景気敏感な事業で、配当も出す会社
掘削装置という専門分野で世界大手の規模と技術を持ち、エネルギー開発に欠かせない設備を幅広く供給できる点が強み。稼働中の設備向けの部品・消耗品の繰り返し需要が、装置販売の波を和らげる。海底開発や、培った技術を地熱など新分野へ応用する余地も持ち、エネルギー装置の専門大手としての立ち位置にいる。
石油やガスを掘るための掘削装置、掘削に使う部品・消耗品、海底や陸上の生産設備の販売・サービスが収益の柱。掘削会社や石油会社に、リグ(掘削設備)やその部品、関連の機器を供給する。新しい装置の販売に加え、稼働中の設備向けの部品・消耗品の繰り返し需要を取り込む。

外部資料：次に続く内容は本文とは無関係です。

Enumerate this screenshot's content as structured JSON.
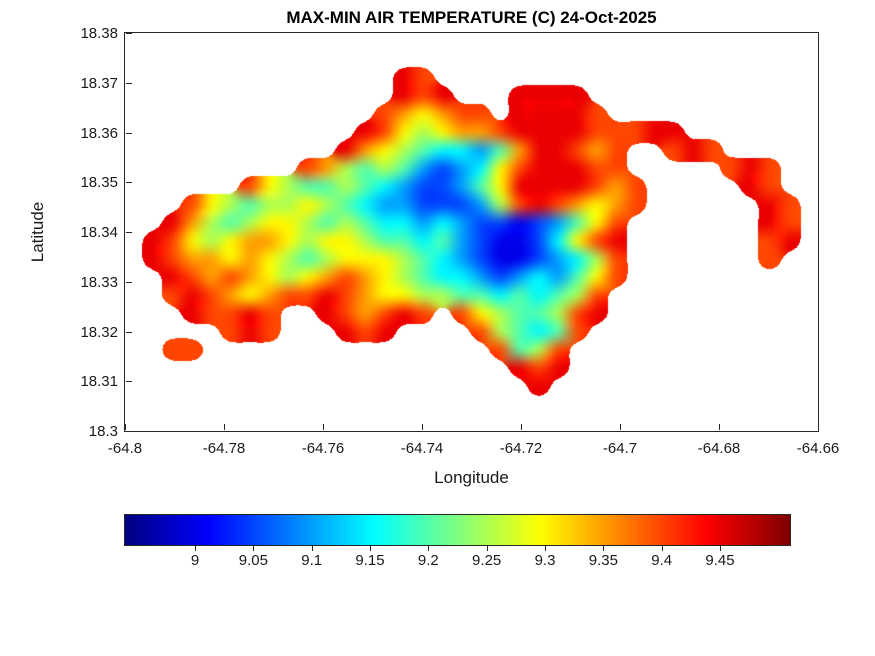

エネルギー開発に欠かせない装置を供給して稼ぐ構造になっている。
石油・ガスの価格が下落すると、エネルギー会社が開発投資を絞り、装置や部品の需要が一気に冷える。掘削装置の販売はエネルギーの設備投資の波をまともに受け、業績が大きく振れる。脱炭素の流れで化石燃料の開発が長期で細る懸念や、過剰な装置の在庫も、収益の重しになりうる。市況の波が業績を荒くする。

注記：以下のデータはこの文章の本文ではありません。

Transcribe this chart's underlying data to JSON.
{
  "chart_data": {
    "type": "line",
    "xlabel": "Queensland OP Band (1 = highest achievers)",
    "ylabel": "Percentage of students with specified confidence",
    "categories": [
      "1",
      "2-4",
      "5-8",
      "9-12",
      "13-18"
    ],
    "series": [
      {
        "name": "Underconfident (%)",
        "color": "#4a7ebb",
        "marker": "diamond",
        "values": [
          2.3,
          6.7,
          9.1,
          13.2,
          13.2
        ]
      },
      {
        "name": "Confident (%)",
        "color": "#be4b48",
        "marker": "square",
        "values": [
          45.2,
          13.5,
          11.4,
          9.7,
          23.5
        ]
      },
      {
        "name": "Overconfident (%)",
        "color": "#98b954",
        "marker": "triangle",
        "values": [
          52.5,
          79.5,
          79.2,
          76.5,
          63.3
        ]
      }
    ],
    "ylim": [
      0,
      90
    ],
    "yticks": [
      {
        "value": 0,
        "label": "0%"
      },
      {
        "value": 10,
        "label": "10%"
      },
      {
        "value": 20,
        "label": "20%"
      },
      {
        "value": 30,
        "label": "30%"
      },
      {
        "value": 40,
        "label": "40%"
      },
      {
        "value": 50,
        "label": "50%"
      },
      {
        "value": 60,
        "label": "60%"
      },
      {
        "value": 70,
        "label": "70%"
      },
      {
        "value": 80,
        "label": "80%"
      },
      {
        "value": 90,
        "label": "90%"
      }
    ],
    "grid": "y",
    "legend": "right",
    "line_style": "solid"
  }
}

配当を出しつつ、装置の技術開発と、部品・消耗品の需要の取り込み、財務の健全化に力を入れる経営。エネルギーの設備投資で大きく振れる装置の販売を、部品・消耗品の繰り返し需要で和らげ、海底開発や新分野への応用を探りながら、市況の波に耐えて稼ぐ方針が特徴になっている。

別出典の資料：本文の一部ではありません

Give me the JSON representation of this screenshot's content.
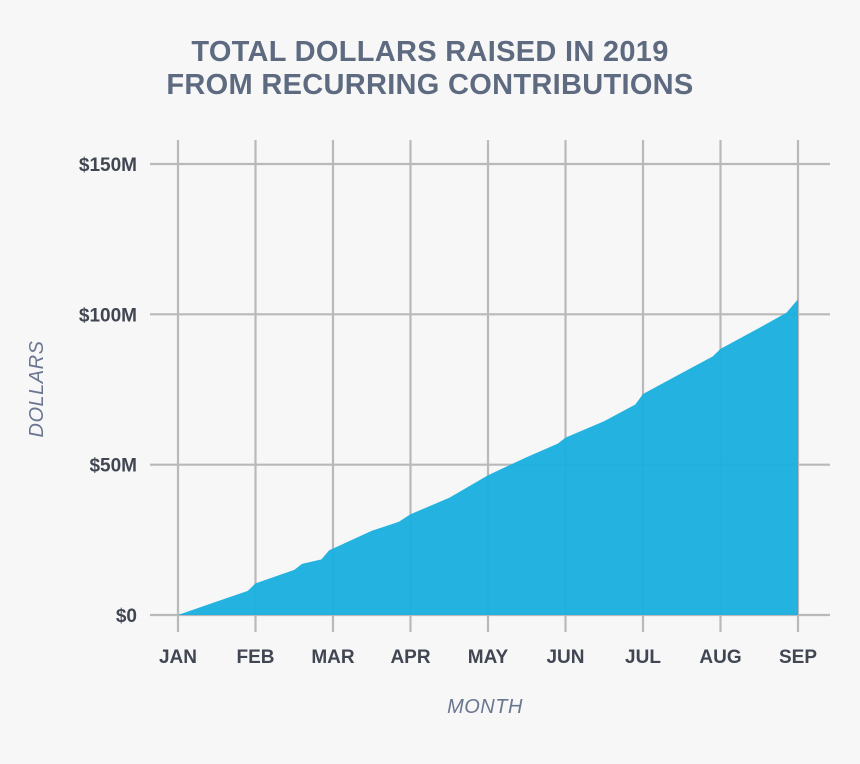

石油・ガスの価格と、エネルギー会社の設備投資、掘削の活発さに依存する。原油や天然ガスの価格が高く開発投資が活発か、掘削が増えて装置や部品の需要が伸びるか、海底開発など新しい分野を取り込めるか、そして消耗品の繰り返し需要を取り込めるかが、業績を左右する大きな前提になる。
資産 $11.3B のうち、借金などの負債を引いて株主のものと言えるのは $6.3B(56%)。